Gingrich Camp Responds to Ex-Wife’s Interview
Anticipating a potentially damaging interview with one of Newt Gingrich’s former wives ahead of the South Carolina primary, the Gingrich campaign issued an open letter on Wednesday night to “ABC News leadership,” the network that conducted the interview, in preparation for a Thursday night broadcast.
Marianne Gingrich, the second of Mr. Gingrich’s former wives, was married to him for 18 years. After they divorced, Mr. Gingrich married his current wife, the former Callista Bisek, with whom he admitted conducting a lengthy affair while he was still married.
Word of the interview was leaked to The Drudge Report, which reported on Wednesday afternoon that a debate was taking place within ABC over whether it was fair to broadcast it so close to the crucial primary in South Carolina on Saturday.
An ABC source confirmed there was disagreement over the timing of the interview, which was conducted by Brian Ross of the investigative unit, which operates separately from the political news division.
The push-back on ABC from the Gingrich campaign was in the form of a letter signed by Mr.
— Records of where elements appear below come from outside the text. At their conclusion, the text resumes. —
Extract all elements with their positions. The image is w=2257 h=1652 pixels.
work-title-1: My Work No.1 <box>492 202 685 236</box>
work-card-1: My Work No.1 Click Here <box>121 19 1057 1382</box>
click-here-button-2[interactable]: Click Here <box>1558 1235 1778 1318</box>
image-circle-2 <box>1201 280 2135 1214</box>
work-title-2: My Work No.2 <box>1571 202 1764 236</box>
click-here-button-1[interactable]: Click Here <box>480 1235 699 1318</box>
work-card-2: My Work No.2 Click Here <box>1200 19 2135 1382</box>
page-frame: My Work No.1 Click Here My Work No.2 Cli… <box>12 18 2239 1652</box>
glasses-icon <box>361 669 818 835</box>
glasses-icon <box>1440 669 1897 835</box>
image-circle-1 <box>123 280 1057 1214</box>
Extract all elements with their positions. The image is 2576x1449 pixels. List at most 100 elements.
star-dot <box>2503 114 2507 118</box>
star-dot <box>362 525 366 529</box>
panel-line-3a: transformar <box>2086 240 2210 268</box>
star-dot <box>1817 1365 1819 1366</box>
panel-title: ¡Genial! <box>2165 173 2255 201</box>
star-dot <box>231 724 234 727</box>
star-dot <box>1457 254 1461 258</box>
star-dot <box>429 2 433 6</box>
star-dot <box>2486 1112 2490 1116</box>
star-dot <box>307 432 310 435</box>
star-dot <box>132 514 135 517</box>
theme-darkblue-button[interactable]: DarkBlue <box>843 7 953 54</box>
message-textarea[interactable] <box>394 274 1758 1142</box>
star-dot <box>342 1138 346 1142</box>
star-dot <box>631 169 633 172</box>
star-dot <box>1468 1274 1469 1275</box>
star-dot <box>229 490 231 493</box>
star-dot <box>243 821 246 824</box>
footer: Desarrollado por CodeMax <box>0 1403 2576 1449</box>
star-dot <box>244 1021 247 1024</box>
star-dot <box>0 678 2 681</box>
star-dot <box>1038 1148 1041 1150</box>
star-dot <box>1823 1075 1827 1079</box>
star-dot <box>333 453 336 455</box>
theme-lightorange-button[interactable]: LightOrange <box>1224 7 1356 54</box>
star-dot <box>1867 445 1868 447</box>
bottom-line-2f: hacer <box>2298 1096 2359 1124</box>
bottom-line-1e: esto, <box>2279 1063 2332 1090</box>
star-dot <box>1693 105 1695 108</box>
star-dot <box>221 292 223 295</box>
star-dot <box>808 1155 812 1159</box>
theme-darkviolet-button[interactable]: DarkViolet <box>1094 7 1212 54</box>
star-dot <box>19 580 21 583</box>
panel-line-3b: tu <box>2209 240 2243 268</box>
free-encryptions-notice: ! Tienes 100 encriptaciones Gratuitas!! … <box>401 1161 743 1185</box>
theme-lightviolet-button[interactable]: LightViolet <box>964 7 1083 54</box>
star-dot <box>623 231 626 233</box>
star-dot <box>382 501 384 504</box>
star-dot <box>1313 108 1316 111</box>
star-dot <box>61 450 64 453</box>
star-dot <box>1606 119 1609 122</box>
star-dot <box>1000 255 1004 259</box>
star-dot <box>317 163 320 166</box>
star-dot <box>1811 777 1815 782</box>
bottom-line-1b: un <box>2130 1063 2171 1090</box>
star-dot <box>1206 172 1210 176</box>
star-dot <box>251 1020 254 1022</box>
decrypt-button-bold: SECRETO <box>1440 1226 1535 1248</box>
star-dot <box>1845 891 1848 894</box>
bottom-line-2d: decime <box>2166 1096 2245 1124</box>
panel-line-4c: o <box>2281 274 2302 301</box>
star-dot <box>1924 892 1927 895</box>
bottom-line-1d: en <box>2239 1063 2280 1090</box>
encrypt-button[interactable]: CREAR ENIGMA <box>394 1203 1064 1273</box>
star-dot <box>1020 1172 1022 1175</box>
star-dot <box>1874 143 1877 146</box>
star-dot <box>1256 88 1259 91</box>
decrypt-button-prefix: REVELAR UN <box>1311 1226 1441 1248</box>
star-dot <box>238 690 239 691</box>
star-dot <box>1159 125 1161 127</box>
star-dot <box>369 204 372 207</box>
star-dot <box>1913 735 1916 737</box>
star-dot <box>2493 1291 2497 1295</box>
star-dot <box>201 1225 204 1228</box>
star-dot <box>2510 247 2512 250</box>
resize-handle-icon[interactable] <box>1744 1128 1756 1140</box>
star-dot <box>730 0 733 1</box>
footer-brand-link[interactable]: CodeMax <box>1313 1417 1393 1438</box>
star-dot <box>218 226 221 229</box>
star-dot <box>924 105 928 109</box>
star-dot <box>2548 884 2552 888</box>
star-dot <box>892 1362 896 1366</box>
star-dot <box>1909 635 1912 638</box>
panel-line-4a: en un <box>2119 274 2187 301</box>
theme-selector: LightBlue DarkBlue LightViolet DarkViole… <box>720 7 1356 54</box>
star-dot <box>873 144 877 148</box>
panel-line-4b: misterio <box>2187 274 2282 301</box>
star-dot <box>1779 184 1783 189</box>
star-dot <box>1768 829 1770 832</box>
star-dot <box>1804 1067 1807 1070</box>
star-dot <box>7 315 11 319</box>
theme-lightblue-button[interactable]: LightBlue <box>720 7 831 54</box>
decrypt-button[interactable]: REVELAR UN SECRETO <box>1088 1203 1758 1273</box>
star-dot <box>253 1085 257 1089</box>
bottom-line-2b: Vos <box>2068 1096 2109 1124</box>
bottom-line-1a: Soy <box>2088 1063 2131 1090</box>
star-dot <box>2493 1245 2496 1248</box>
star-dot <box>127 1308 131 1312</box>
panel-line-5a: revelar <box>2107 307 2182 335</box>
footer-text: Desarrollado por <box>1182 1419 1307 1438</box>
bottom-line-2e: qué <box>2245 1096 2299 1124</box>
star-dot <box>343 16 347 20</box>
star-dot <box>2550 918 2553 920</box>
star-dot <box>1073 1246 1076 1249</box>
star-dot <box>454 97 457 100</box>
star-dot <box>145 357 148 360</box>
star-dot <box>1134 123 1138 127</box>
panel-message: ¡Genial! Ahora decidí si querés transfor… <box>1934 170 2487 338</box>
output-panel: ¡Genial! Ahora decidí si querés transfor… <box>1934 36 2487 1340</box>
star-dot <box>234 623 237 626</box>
Gingrich’s two daughters from his first marriage, Kathy Lubbers and Jackie Cushman, who regularly accompany him on the stump.
“ABC News or other campaigns may want to talk about the past, just days before an important primary election,” they wrote, adding that their father’s campaign would concentrate on issues important to voters.
“The failure of a marriage is a terrible and emotional experience for everyone involved. Anyone who has had that experience understands it is a personal tragedy filled with regrets, and sometimes differing memories of events.”
“We will not say anything negative about our father’s ex-wife,” the statement continued. “He has said before, privately and publicly, that he regrets any pain he may have caused in the past to people he loves.”
An ABC News spokesman confirmed Wednesday night that “Nightline” will broadcast the interview at 11:35 p.m. Thursday; excerpts will be released earlier in the day, before a Republican debate sponsored by CNN on Thursday evening.
In a long interview with Esquire in 2010, Marianne Gingrich did not reveal anything that qualified as a bombshell or a threat to Mr. Gingrich’s political future; she mainly offered a candid take on a well-known public personality, explaining, for example: “Newt always wanted to be somebody. That was his vulnerability, do you understand? Being treated important.”